On 1/24/07, Khalid B <kb@2bits.com> wrote:
- Another option is to have a compiler for Drupal. Once a site is "compiled" all the modulename_callbacks() functions are written to ONE file for all the site's modules and themes, or perhaps two files, one for core and the other for contrib. This single file (or two), can be loaded once instead of some 30 .callback or .module files, which will be faster. We then get the benefits of Karoly's split patch as a bonus.
Why would you want to compile all the callback functions into ONE file? Sure, that would reduce disk I/O, but it would mean that we're not reducing our memory footprint by nearly as much as we could/should. A better option, IMO, would be to compile code based on the menu paths for which that code is needed.

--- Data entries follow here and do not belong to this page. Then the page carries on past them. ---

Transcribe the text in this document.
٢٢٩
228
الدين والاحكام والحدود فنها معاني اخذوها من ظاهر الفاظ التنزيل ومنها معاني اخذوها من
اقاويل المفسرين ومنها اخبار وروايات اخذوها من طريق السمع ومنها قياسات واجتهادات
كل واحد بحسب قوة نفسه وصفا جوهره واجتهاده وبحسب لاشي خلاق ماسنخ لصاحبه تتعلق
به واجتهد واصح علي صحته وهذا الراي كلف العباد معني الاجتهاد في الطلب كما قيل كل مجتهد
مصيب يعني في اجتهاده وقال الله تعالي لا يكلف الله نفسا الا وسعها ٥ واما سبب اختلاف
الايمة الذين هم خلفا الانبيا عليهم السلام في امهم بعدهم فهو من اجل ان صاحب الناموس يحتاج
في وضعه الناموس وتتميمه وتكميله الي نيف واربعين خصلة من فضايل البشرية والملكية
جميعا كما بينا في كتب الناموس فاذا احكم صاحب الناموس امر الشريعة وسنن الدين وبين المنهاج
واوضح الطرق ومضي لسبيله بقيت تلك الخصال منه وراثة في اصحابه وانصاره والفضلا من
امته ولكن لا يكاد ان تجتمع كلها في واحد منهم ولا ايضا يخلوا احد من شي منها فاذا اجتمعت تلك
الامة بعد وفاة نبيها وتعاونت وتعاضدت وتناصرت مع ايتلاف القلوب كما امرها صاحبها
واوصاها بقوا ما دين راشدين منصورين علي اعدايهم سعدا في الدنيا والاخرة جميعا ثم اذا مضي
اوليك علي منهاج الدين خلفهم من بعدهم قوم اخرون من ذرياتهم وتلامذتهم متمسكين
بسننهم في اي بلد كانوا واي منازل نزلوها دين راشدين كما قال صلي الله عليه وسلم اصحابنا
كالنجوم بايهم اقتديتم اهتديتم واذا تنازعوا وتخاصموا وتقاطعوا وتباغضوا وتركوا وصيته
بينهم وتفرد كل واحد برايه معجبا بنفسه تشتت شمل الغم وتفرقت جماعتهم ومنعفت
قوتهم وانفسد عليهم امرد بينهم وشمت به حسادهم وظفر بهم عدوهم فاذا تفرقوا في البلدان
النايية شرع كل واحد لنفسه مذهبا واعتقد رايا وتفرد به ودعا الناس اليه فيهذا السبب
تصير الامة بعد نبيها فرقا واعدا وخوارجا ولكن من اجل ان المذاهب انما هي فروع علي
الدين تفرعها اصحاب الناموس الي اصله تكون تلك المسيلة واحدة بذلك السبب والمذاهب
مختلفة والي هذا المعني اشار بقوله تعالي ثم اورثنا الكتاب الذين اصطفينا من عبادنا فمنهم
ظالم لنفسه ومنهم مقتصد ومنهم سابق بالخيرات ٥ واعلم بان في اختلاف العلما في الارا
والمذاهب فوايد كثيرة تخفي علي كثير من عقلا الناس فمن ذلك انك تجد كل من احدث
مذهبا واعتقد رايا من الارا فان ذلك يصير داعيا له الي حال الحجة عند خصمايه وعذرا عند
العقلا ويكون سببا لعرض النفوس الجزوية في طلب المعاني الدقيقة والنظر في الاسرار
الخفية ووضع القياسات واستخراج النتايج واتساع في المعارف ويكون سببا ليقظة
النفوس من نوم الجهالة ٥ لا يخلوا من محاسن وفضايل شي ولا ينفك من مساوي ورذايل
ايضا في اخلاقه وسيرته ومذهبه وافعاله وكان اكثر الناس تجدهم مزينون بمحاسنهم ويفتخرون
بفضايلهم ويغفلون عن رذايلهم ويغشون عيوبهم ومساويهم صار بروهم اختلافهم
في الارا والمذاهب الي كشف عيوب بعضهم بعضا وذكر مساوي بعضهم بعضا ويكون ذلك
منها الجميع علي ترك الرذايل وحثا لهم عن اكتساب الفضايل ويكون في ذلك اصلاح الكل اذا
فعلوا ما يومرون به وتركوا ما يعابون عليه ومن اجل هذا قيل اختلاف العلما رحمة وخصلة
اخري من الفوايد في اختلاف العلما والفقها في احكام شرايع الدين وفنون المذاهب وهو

Because of wildcards (e.g. 'node/%' is just one path, rather than 'node/1', 'node/2', etc. being however many thousand paths), this will make much more sense in the Drupal 6 menu system than it would for the Drupal 5 menu system. For each menu path, we could have a file that is a cache of the functions needed by that path. Kind of analogous to page caching, except we're caching logic, rather than output. This would give us the best of both worlds: 1. Minimum disk I/O: we're only loading ONE file (for modules) on each page view. 2. Minimum memory footprint: that one file contains ONLY the functions/callbacks that are actually used on that page view. It would, however, have the big disadvantage of Drupal generating hundreds of compiled-code cache files. Perhaps we could take advantage of the cache API instead? E.g. store the compiled code for each page in the database by default, but use file-based caching if that cache engine is installed, or memcached, etc. Cheers, Jaza.